Works well for spatial and visual queries: diagrams, illustrated specs, zoomable component breakdowns.
Breaks on precision-structured data: poker strategy charts, exact addresses, and lookup-dependent content produce hallucinated results.
Implication: real-time LLM-rendered UIs are viable for exploratory visual use cases, not authoritative or structured data retrieval.
Hacker News Comment Review
Strong consensus that visual/exploratory queries (car diagrams, illustrated manuals) perform surprisingly well – commenters were genuinely impressed.
Structured precision tasks (poker pre-flop ranges, address lookup) fail entirely; the model generates plausible-looking but wrong output with no signal of failure.
HN hug of death hit fast: Gemini 429 quota errors exposed no visible rate limiting or graceful fallback, raising questions about cost controls at public scale.
@martianlantern raised a recurring founder concern: the economics of free public inference (GPU or API) remain opaque, especially without obvious monetization.
Notable Comments
@giobox: car suspension torque diagram with clickable components worked correctly – called it “a living version of a classic illustrated Haynes workshop manual.”
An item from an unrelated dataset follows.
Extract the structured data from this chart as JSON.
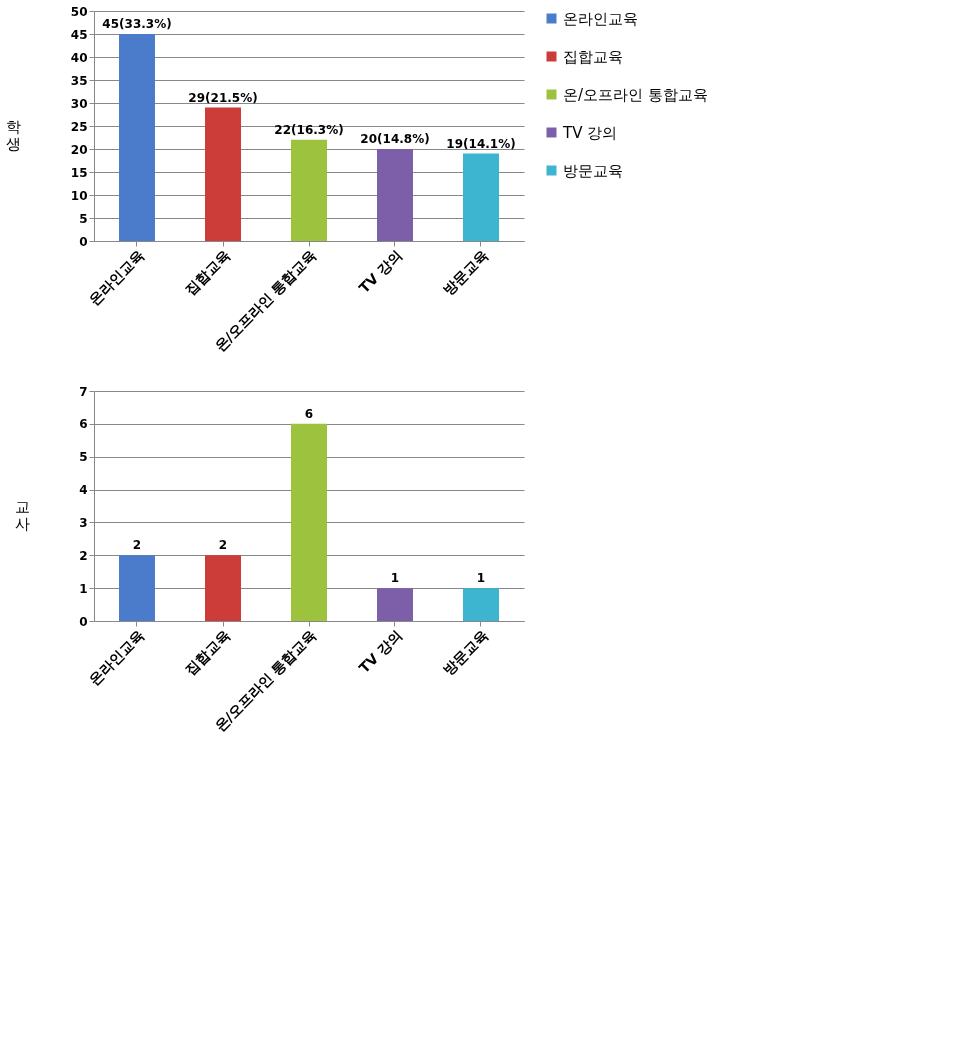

@squibonpig: poker pre-flop chart for 40BB BTN vs UTG produced output with “no salvageable information” – clean failure case for structured strategy data.
@joelres: address query returned a plausible but entirely fabricated house, illustrating confident hallucination on lookup tasks.
@monkpit: flags the deeper concept – applications generated in real time to fulfill each user’s specific need – and asks if anyone has built that.